At least one positive set must be selected for the calculation to proceed. The first text box is designed to accept multiple gene sets in the following format:

>SetA
ENSTGUG00000002866
ENSTGUG00000008891
ENSTGUG00000002132
ENSTGUG00000003101
>SetB
ENSTGUG00000003005
ENSTGUG00000009577
ENSTGUG00000011637
ENSTGUG00000000884
>SetC
ENSTGUG00000011080
ENSTGUG00000002930

The set names will be recorded in the final results, so unique and descriptive names are important. If the >set_name is missing, the gene set will receive a name containing a random number. The positive gene set can also be selected from the Prepared Gene Sets positive set drop down boxes. This will supercede the above text boxes if used.

Universe:

If no universe set is entered or selected, the set of ~15,000 genes from the full gene model will be used. One can enter their own universe set in the second text box using the same format as above. The universe text box does not process multiple sets.

>Universe
ENSTGUG00000002867
ENSTGUG00000008898
ENSTGUG00000002139
ENSTGUG00000003100

In the Prepared Gene Sets universe set, the "ens" gene set is a set of > 9000 genes that was provided to us by the Jarvis lab that we believe to be all of the ENSEMBL gene models that have representation on their microarray. The "universe" set is the concatenation of their other set clusters. Again, this drop down list will supercede the other default and entered sets, if used.

Motif Set:

Genome wide scans have been completed on multiple sets of motifs. The available sets are from the JASPAR and TRANSFAC databases.
"all_jaspar" is a set containing 104 motifs
"hstransfac_selected" is a set containing 25 motifs
"hstransfac_selected.2" is a set containing 23 motifs
"fox_p2" only contains the FOX_P2 motif

Method:

There are four available motif scanning methods. There are three HMM-based scoring techniques extended from the Stubb method. The basic idea behind Stubb is to score a fixed-length (500 bp) window for presence of one or more, weak or strong, matches to the motif. It has been demonstrated that scoring short "regions" rather than individual sites, better mirrors the thermodynamic nature of the protein-DNA interaction and adds statistical power. The three HMM-based methods are "stubb_fixed", "swan", "swan_wt0".

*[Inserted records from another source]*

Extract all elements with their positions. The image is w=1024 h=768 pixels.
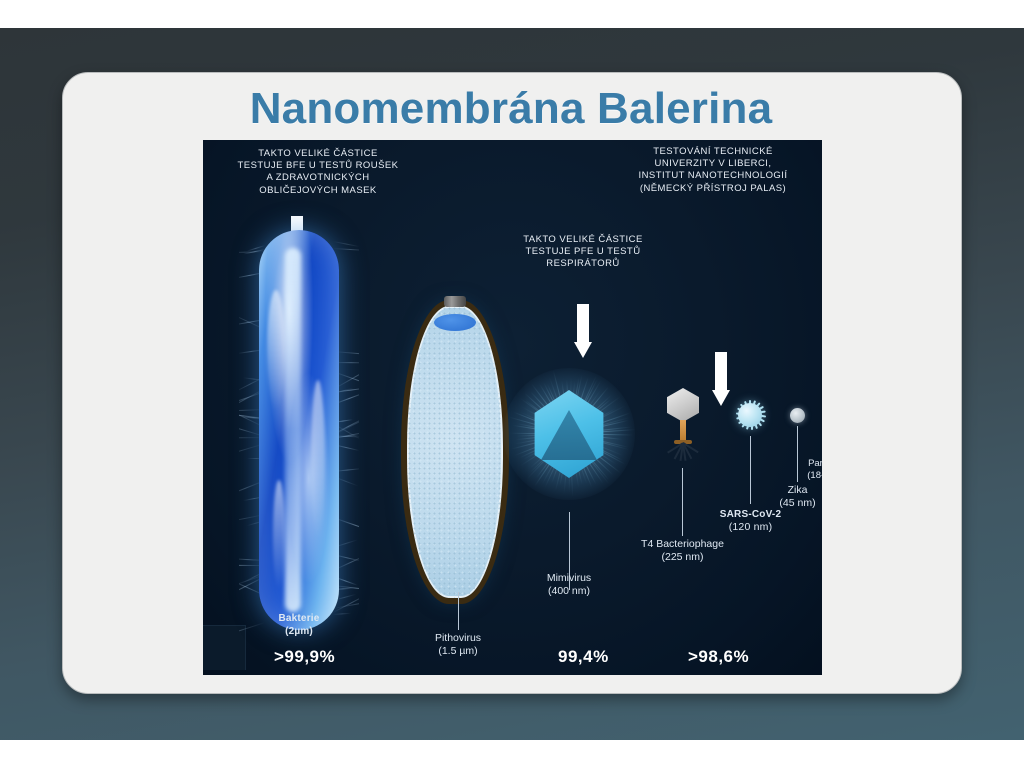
pithovirus-label: Pithovirus (1.5 µm) bbox=[393, 632, 523, 658]
pfe-annotation-line-2: TESTUJE PFE U TESTŮ bbox=[488, 246, 678, 258]
zika-figure bbox=[790, 408, 805, 423]
pithovirus-leader bbox=[458, 592, 459, 630]
mimivirus-label: Mimivirus (400 nm) bbox=[509, 572, 629, 598]
slide-stage: Nanomembrána Balerina TAKTO VELIKÉ ČÁSTI… bbox=[0, 0, 1024, 768]
zika-label-size: (45 nm) bbox=[735, 497, 822, 510]
bfe-efficiency: >99,9% bbox=[274, 647, 335, 667]
sars-cov-2-label: SARS-CoV-2 (120 nm) bbox=[683, 508, 818, 534]
pithovirus-label-size: (1.5 µm) bbox=[393, 645, 523, 658]
parvovirus-label-name: Parvovirus bbox=[763, 458, 822, 470]
tul-annotation: TESTOVÁNÍ TECHNICKÉ UNIVERZITY V LIBERCI… bbox=[608, 146, 818, 195]
pithovirus-blob bbox=[434, 314, 476, 331]
t4-label-size: (225 nm) bbox=[605, 551, 760, 564]
bfe-annotation: TAKTO VELIKÉ ČÁSTICE TESTUJE BFE U TESTŮ… bbox=[203, 148, 433, 197]
mimivirus-label-size: (400 nm) bbox=[509, 585, 629, 598]
infographic-panel: TAKTO VELIKÉ ČÁSTICE TESTUJE BFE U TESTŮ… bbox=[203, 140, 822, 675]
tul-annotation-line-2: UNIVERZITY V LIBERCI, bbox=[608, 158, 818, 170]
zika-label-name: Zika bbox=[735, 484, 822, 497]
tul-annotation-line-1: TESTOVÁNÍ TECHNICKÉ bbox=[608, 146, 818, 158]
pithovirus-figure bbox=[401, 300, 509, 604]
mimivirus-figure bbox=[503, 368, 635, 500]
nano-arrow-icon bbox=[712, 352, 730, 406]
zika-label: Zika (45 nm) bbox=[735, 484, 822, 510]
t4-label-name: T4 Bacteriophage bbox=[605, 538, 760, 551]
pfe-arrow-icon bbox=[574, 304, 592, 358]
nano-efficiency: >98,6% bbox=[688, 647, 749, 667]
pithovirus-cork bbox=[444, 296, 466, 307]
bfe-annotation-line-3: A ZDRAVOTNICKÝCH bbox=[203, 172, 433, 184]
top-margin bbox=[0, 0, 1024, 28]
pfe-annotation: TAKTO VELIKÉ ČÁSTICE TESTUJE PFE U TESTŮ… bbox=[488, 234, 678, 271]
t4-bacteriophage-figure bbox=[655, 388, 711, 462]
sars-label-size: (120 nm) bbox=[683, 521, 818, 534]
bakterie-figure bbox=[239, 216, 359, 646]
tul-annotation-line-4: (NĚMECKÝ PŘÍSTROJ PALAS) bbox=[608, 183, 818, 195]
parvovirus-label-size: (18-28 nm) bbox=[763, 470, 822, 482]
sars-cov-2-figure bbox=[733, 398, 767, 432]
pfe-annotation-line-3: RESPIRÁTORŮ bbox=[488, 258, 678, 270]
bacterium-body bbox=[259, 230, 339, 630]
tul-annotation-line-3: INSTITUT NANOTECHNOLOGIÍ bbox=[608, 170, 818, 182]
bfe-annotation-line-1: TAKTO VELIKÉ ČÁSTICE bbox=[203, 148, 433, 160]
bakterie-label-name: Bakterie bbox=[239, 612, 359, 625]
mimivirus-label-name: Mimivirus bbox=[509, 572, 629, 585]
bakterie-label: Bakterie (2µm) bbox=[239, 612, 359, 638]
pfe-annotation-line-1: TAKTO VELIKÉ ČÁSTICE bbox=[488, 234, 678, 246]
pfe-efficiency: 99,4% bbox=[558, 647, 609, 667]
bfe-annotation-line-4: OBLIČEJOVÝCH MASEK bbox=[203, 185, 433, 197]
bakterie-label-size: (2µm) bbox=[239, 625, 359, 638]
t4-bacteriophage-label: T4 Bacteriophage (225 nm) bbox=[605, 538, 760, 564]
page-title: Nanomembrána Balerina bbox=[62, 78, 960, 140]
pithovirus-label-name: Pithovirus bbox=[393, 632, 523, 645]
bottom-margin bbox=[0, 740, 1024, 768]
bfe-annotation-line-2: TESTUJE BFE U TESTŮ ROUŠEK bbox=[203, 160, 433, 172]
parvovirus-label: Parvovirus (18-28 nm) bbox=[763, 458, 822, 482]
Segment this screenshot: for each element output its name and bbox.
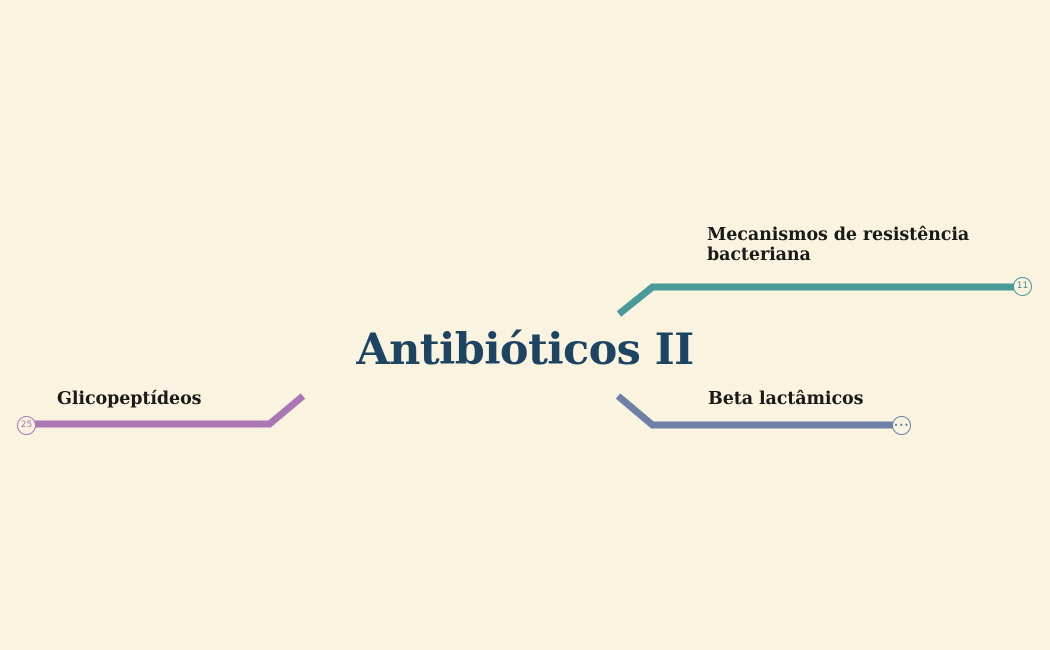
child-count-badge-resistencia[interactable]: 11	[1013, 277, 1032, 296]
branch-label-beta[interactable]: Beta lactâmicos	[708, 390, 1008, 410]
more-badge-beta[interactable]: •••	[892, 416, 911, 435]
mindmap-canvas[interactable]: Antibióticos II Mecanismos de resistênci…	[0, 0, 1050, 650]
branch-label-glicopeptideos[interactable]: Glicopeptídeos	[57, 390, 357, 410]
child-count-badge-glicopeptideos[interactable]: 25	[17, 416, 36, 435]
branch-label-resistencia[interactable]: Mecanismos de resistência bacteriana	[707, 226, 1007, 265]
central-topic[interactable]: Antibióticos II	[0, 325, 1050, 375]
branch-line-resistencia[interactable]	[619, 287, 1014, 314]
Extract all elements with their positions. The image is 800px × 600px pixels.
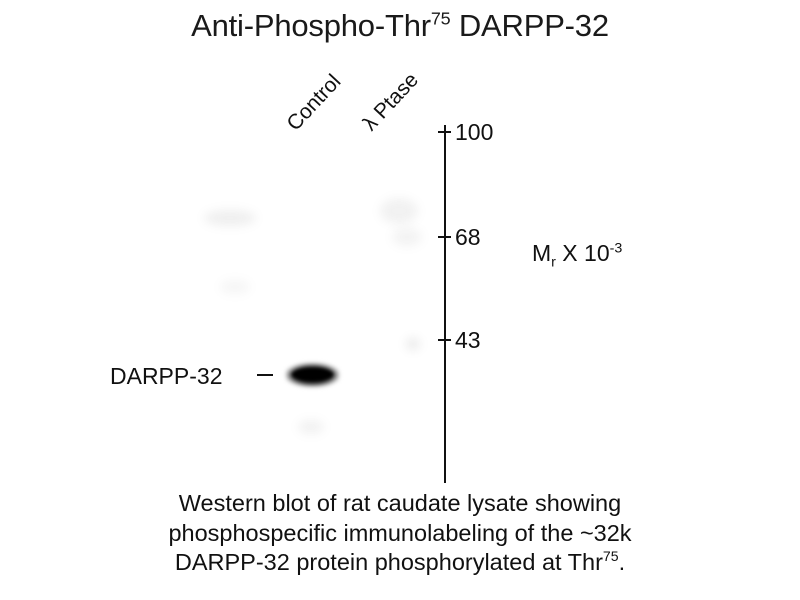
membrane-smudge bbox=[220, 280, 250, 294]
mr-superscript: -3 bbox=[610, 240, 623, 256]
caption-last-prefix: DARPP-32 protein phosphorylated at Thr bbox=[175, 549, 603, 575]
figure-title: Anti-Phospho-Thr75 DARPP-32 bbox=[0, 8, 800, 44]
membrane-smudge bbox=[392, 228, 422, 246]
figure-title-superscript: 75 bbox=[431, 9, 451, 29]
caption-last-suffix: . bbox=[619, 549, 626, 575]
mr-prefix: M bbox=[532, 240, 551, 266]
protein-band-core bbox=[292, 369, 333, 380]
figure-title-prefix: Anti-Phospho-Thr bbox=[191, 8, 431, 43]
marker-tick-icon bbox=[438, 131, 451, 133]
marker-tick-icon bbox=[438, 339, 451, 341]
figure-caption: Western blot of rat caudate lysate showi… bbox=[0, 489, 800, 578]
marker-value: 68 bbox=[455, 224, 481, 251]
marker-100: 100 bbox=[438, 121, 493, 143]
band-label-darpp32: DARPP-32 bbox=[110, 363, 222, 390]
blot-membrane bbox=[180, 120, 445, 485]
marker-tick-icon bbox=[438, 236, 451, 238]
marker-43: 43 bbox=[438, 329, 481, 351]
mr-middle: X 10 bbox=[556, 240, 610, 266]
figure-title-suffix: DARPP-32 bbox=[450, 8, 608, 43]
membrane-smudge bbox=[298, 420, 324, 434]
caption-line: phosphospecific immunolabeling of the ~3… bbox=[0, 519, 800, 549]
marker-value: 43 bbox=[455, 327, 481, 354]
western-blot-figure: Anti-Phospho-Thr75 DARPP-32 Control λ Pt… bbox=[0, 0, 800, 600]
membrane-smudge bbox=[204, 210, 256, 226]
membrane-smudge bbox=[380, 198, 418, 224]
caption-last-superscript: 75 bbox=[603, 548, 619, 564]
caption-line: Western blot of rat caudate lysate showi… bbox=[0, 489, 800, 519]
caption-line-last: DARPP-32 protein phosphorylated at Thr75… bbox=[0, 548, 800, 578]
marker-value: 100 bbox=[455, 119, 493, 146]
membrane-smudge bbox=[406, 338, 420, 350]
molecular-weight-axis-line bbox=[444, 125, 446, 483]
molecular-weight-unit-label: Mr X 10-3 bbox=[532, 240, 622, 267]
band-pointer-dash-icon bbox=[257, 374, 273, 376]
marker-68: 68 bbox=[438, 226, 481, 248]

The remaining method is the more traditional site log likelihood ratio method, that finds individual binding sites genome-wide, typically by requiring a very strong match to the motif. This method is labeled "sllr".

Content:

When converting a window score to an empirical p-value for a particular method, it will either be by comparing it to scores of all windows in the genome ("all") or by comparing it to scores of windows of similar G/C content ("gc").

Region:

There are several options to map windows to their neighboring genes.
1) All windows are mapped to the nearest gene start site ("nearest").
2) After mapping genes to the nearest gene start site, the window must fall within the 5Kbp upstream or be discarded ("5up").
3) After mapping genes to the nearest gene start site, the window must fall within the 5Kbp upstream or 2Kbp downstream of the start site or be discarded ("5up2down").
4) All windows are assigned to appropriate gene territories where a gene territory is defined as (i) include the 5 Kbp upstream region, (ii) include the entire gene itself, (iii) include the region upstream of the gene until half the distance to the next gene, (iv) include the region downstream of the gene until half the distance to the next gene. Note that gene territories of neighboring genes may overlap, if their 5 Kbp upstream regions overlap ("territory").

Threshold:

The top scoring windows and their respective genes are collected until there are X distinct genes that have been designated as the motif's target genes. This amount is calculated from the top 1% of all windows.